Aug 9 (Reuters) - Hong Kong shares closed lower, mirroring regional peers hurt by mounting tensions on the Korean peninsula, but property firms rose, encouraged by a spin-off plan by a local developer.
The Hang Seng index fell 0.4 percent to 27,757.09 points, easing off more than two-year highs hit on Tuesday, while the China Enterprises Index lost 1.1 percent to 10,962.60 points.
Developers performed strongly after Hong Kong-based conglomerate Wharf Holdings said that its unit Wharf Real Estate Investment Co Ltd would submit an application for a separate listing on the main board.
Wharf leaped 14 percent higher while fellow developer Henderson Land Development Co ended up 2.6 percent.
Alex Wong, director at Ample Finance Group in Hong Kong, said that the market was upbeat about the Wharf spin-off. “This also pushed up other developers because people think if they do similar things then they will get revalued as well,” he said.
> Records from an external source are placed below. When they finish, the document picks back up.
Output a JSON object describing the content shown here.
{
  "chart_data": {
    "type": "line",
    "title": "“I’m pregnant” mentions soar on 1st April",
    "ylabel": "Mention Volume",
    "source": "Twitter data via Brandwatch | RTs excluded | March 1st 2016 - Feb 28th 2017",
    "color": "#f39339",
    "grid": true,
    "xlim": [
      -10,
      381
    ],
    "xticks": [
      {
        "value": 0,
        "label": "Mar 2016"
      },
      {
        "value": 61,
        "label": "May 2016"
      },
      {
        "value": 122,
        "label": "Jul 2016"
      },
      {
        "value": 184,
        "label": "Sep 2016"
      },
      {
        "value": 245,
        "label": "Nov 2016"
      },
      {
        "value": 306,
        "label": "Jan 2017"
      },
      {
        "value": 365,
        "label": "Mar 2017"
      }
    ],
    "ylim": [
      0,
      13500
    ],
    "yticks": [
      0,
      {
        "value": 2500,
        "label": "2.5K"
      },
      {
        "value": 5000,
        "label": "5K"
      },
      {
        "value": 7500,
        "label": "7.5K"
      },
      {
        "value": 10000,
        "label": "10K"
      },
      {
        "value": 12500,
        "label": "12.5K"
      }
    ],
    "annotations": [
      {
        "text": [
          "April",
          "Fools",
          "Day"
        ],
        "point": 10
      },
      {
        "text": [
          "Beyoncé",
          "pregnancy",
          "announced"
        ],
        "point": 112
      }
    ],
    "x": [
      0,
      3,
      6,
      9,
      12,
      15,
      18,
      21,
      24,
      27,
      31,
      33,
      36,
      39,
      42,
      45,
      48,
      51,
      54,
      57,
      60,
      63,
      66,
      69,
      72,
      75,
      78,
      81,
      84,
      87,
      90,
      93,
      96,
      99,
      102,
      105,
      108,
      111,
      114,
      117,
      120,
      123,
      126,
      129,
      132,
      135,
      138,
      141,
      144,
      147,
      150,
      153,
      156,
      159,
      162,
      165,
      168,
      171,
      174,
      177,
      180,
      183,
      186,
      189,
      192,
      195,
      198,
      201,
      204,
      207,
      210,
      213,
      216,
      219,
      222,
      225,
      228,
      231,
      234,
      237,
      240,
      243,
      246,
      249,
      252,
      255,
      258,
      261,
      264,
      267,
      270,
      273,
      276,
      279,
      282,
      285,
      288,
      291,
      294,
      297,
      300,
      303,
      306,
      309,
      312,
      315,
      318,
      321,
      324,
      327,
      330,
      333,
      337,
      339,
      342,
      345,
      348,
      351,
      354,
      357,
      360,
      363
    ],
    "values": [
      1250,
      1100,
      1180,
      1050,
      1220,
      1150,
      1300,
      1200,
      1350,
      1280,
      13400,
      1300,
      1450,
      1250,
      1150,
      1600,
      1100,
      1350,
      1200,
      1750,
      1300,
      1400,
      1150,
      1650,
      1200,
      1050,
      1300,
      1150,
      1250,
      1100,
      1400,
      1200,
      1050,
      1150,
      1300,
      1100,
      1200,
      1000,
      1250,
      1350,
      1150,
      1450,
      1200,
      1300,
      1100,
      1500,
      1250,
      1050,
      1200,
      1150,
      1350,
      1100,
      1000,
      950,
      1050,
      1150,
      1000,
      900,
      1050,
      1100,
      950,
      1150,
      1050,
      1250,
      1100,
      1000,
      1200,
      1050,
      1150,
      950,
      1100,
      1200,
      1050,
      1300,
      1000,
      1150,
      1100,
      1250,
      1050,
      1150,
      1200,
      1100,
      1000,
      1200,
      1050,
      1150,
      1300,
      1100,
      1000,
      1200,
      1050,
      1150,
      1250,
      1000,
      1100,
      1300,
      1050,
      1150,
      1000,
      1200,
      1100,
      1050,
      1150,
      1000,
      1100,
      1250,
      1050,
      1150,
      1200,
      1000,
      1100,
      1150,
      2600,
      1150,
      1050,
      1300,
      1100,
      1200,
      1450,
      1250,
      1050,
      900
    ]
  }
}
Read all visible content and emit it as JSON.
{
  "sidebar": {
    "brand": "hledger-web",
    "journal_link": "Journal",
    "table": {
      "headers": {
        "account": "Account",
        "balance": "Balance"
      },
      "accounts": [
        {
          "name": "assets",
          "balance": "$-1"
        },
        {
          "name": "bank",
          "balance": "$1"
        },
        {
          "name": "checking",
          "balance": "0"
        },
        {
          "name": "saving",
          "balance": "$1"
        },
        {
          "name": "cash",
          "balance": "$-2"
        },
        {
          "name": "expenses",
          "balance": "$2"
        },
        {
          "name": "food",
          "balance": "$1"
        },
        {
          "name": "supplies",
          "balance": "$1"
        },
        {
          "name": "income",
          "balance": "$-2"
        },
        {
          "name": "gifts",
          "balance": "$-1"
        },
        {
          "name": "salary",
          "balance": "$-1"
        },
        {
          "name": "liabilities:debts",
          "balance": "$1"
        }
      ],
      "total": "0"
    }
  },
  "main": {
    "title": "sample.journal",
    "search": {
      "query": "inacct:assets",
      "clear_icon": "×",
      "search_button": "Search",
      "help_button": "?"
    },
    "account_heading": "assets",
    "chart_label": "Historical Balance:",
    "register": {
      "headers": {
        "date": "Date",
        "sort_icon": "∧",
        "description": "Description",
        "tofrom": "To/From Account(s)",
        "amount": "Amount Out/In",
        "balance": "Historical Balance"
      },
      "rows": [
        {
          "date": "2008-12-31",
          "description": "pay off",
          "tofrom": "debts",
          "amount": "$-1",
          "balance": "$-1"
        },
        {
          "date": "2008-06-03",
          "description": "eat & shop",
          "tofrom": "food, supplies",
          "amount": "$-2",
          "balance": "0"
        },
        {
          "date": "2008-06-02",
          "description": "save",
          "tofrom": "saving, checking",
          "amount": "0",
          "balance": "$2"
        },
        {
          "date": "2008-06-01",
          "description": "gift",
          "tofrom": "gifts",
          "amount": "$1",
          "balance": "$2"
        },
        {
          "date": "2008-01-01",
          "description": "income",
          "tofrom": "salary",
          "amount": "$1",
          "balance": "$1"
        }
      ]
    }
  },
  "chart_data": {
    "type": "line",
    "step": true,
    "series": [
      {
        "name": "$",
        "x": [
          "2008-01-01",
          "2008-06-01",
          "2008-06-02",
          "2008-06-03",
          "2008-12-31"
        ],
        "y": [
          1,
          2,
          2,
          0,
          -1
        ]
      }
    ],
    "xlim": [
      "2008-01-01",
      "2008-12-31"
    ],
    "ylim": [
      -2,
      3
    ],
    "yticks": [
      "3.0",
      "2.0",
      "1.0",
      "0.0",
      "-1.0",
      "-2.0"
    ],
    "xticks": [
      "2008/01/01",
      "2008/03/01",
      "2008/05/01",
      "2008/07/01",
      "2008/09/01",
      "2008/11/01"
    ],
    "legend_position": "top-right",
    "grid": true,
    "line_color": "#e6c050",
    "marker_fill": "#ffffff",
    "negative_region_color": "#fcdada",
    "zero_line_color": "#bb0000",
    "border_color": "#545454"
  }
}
Tensions over North Korea, which battered stock markets in Japan and South Korea, were not as keenly felt in Hong Kong, Wong said.
Tencent Holdings, which succumbed to profit-taking in the morning session, ended the day up 0.5 percent at a third consecutive record high of HK$330.20.
Tencent’s rise has powered the Hang Seng index in recent days on investor optimism over the company’s second-quarter results, due Aug. 16. Tencent shares have risen nearly 70 percent this year.
The index measuring price differences between dual-listed companies in Shanghai and Hong Kong stood at 126.59.